Closed jjinzhou closed 2 months ago

jjinzhou commented 2 months ago

Dear Professor Faircloth,

I'm having a problem running this command"phyluce_assembly_match_contigs_to_probes", which seems to be the same problem as #233 and #321. I modified the ~/.phyluce.conf in conda environment according to your answers to these two questions, i.e

[headers] trinity:comp\d+_c\d+_seq\d+|c\d+_g\d+_i\d+|TR\d+|c\d+_g\d+_i\d+|TRINITY_DN\d+_c\d+_g\d+i\d+ velvet:node\d+ abyss:node\d+ idba:contig-\d+\d+ spades:NODE_\d+length\d+cov\d+.\d+ minia3:scaffold_\d+uid\d+

I made this change because the assembly software was selected Minia3 and the file starts with scaffold_41_uid_1710815508.But the results still show the same error. I then tried the --regex scaffold_\d+_uid_\d+ parameter, but the results were still wrong.

I don't know what went wrong and I was hoping for your guidance.
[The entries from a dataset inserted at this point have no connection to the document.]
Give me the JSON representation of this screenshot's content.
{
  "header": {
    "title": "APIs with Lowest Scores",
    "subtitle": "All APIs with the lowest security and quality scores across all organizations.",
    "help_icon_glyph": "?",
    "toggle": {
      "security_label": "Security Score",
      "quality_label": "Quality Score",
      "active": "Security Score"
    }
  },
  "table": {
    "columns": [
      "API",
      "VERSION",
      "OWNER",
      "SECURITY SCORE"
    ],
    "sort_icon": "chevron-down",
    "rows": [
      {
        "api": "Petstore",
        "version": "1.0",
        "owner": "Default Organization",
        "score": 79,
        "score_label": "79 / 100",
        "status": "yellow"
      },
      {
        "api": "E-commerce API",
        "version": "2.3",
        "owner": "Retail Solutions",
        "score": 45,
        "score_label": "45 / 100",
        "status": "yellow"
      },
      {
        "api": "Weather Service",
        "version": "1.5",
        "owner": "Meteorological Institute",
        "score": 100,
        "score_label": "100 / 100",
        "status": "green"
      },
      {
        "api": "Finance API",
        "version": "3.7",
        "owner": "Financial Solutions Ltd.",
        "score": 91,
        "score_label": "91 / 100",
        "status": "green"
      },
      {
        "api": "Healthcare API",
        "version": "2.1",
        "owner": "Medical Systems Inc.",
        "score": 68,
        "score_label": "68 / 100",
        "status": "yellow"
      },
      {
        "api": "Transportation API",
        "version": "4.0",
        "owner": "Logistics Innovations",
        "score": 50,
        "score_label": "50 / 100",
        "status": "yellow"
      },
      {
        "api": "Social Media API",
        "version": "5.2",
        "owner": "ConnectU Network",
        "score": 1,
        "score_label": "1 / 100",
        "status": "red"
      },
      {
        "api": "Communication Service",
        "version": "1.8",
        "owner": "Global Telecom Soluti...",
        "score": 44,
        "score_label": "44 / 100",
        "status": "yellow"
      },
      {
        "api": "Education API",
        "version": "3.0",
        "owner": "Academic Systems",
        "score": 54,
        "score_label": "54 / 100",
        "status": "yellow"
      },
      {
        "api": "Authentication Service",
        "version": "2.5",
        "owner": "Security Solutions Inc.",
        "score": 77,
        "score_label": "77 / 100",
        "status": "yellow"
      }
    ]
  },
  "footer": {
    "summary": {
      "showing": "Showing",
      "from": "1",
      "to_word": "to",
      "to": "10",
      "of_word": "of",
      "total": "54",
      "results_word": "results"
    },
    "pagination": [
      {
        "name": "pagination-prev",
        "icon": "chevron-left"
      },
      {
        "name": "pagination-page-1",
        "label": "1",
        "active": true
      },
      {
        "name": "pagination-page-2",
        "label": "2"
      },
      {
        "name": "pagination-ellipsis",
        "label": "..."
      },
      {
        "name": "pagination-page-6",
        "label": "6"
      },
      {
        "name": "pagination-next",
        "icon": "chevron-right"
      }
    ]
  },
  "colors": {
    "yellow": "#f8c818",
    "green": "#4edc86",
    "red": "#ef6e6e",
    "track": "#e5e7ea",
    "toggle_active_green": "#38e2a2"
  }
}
Here is the code I used, and the specific error

phyluce_assembly_match_contigs_to_probes \ --contigs assemblies_endding \ --probes hymenoptera-v2-PRINCIPAL-bait-set.fasta \ --output uce_extraction \ --min-coverage 67 \ --min-identity 80

File "~/miniconda3/envs/phyluce-1.7.3/bin/phyluce_assembly_match_contigs_to_probes", line 421, in <module> main() \n File "~/miniconda3/envs/phyluce-1.7.3/bin/phyluce_assembly_match_contigs_to_probes", line 354, in main contig_name = get_contig_name(lz.name1) File "~/miniconda3/envs/phyluce-1.7.3/bin/phyluce_assembly_match_contigs_to_probes", line 279, in get_contig_name return match.groups()[0] AttributeError: 'NoneType' object has no attribute 'groups'

brantfaircloth commented 2 months ago

The header string you are using looks incorrect. It should be something like:

minia3:scaffold_\d+_uid_\d+

to match a header name like:

scaffold_41_uid_1710815508

The --regex command won't work - that's meant for something else.
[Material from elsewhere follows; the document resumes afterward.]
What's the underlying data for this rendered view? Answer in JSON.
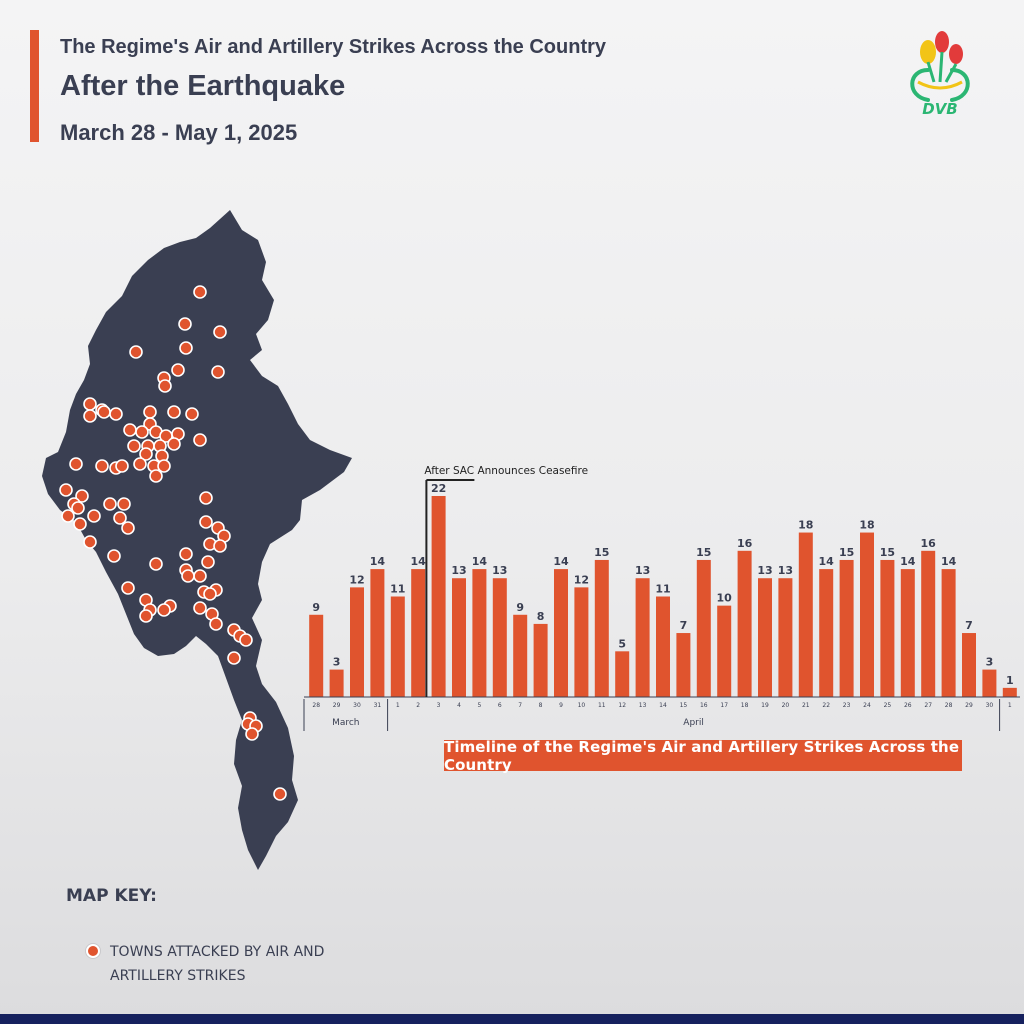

jjinzhou commented 2 months ago

Thank you so much for your quick reply! But sorry, I think it was a formatting error caused by pasting. That's exactly the format I'm using. But the mistake still occurs

截屏2024-04-23 10 50 38

Lzhensectabl:phyLuce_assembLy_match_contigs_to_probes -contigs assemblies_endding\ -probes hymenoptera-v2-PRINCIPAL-bait-set. fasta\ --output uce_extraction \ -min-coverage 67 \ --min-identity80 2024-04-23 10:33:46,824 - phyluce_assembly_match_contigs_to_probes - INFO ======= Starting phyluce_assembly_match_contigs_to_probes 2024-04-23 10:33:46,824 - phyluce_assembly_match_contigs_to_probes - INFO

brantfaircloth commented 2 months ago

I'm not sure - Minia is not a supported assembler, so what you are trying to do is non-standard. If I had to guess, it would be that some scaffolds/contigs in the output have a different header format than the one you think they have. But I don't use Minia, so I'm not sure what the header format looks like for all scaffolds/contigs.

jjinzhou commented 2 months ago

Thank you very much for your help. I have re-checked the header format of each sample, and it is indeed the same format. But I didn't have a lot of samples so I decided to reassemble them with spades to avoid this problem. Wish you have a good day!